Be Careful, and remember that the coach is more of a salesperson than a coach during the recruiting process. Parents think they understand what is happening: When we speak with parents about recruiting and ask them if they know about the process, they almost always reply yes.
USC Volleyball coach Pat Powers said, “Recruiting is like someone who buys a new car once in a lifetime from someone who sells cars 50 weeks a year and has been doing it for 15 years. One doesn’t know anything; the other knows everything. Who is going to get the best of the deal?” That is something you need to think about as you enter into this crazy process.

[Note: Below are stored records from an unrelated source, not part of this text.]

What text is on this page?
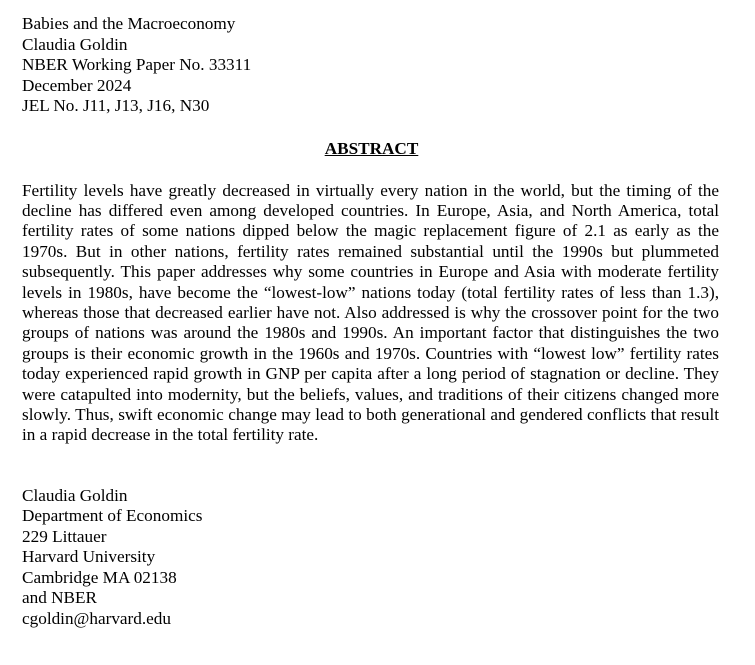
Babies and the Macroeconomy
Claudia Goldin
NBER Working Paper No. 33311
December 2024
JEL No. J11, J13, J16, N30
ABSTRACT

Fertility levels have greatly decreased in virtually every nation in the world, but the timing of the decline has differed even among developed countries. In Europe, Asia, and North America, total fertility rates of some nations dipped below the magic replacement figure of 2.1 as early as the 1970s. But in other nations, fertility rates remained substantial until the 1990s but plummeted subsequently. This paper addresses why some countries in Europe and Asia with moderate fertility levels in 1980s, have become the “lowest-low” nations today (total fertility rates of less than 1.3), whereas those that decreased earlier have not. Also addressed is why the crossover point for the two groups of nations was around the 1980s and 1990s. An important factor that distinguishes the two groups is their economic growth in the 1960s and 1970s. Countries with “lowest low” fertility rates today experienced rapid growth in GNP per capita after a long period of stagnation or decline. They were catapulted into modernity, but the beliefs, values, and traditions of their citizens changed more slowly. Thus, swift economic change may lead to both generational and gendered conflicts that result in a rapid decrease in the total fertility rate.

Claudia Goldin
Department of Economics
229 Littauer
Harvard University
Cambridge MA 02138
and NBER
cgoldin@harvard.edu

Rather than acting knowledgeable, parents must become knowledgeable, by asking questions, evaluating answers, seeking information, and asking more questions. Your daughter is the asset, not the other way around. Schools want your child because of their athletic ability, work ethic, and or academic success, or all above the above.
One question to consider asking your athlete is, “if softball was over, for whatever reason, would you stay in school here”? If the answer is no, maybe it should come off your list, if yes, then it stays. Keep in mind everyone at the school is going to make the recruit feel like it is a “special” place. Maybe it is, but the athlete and parents need to make that decision for themselves.
In the end, make sure that the school has your academic program, the coach is a person you think you can learn from, and the atmosphere fits your personality.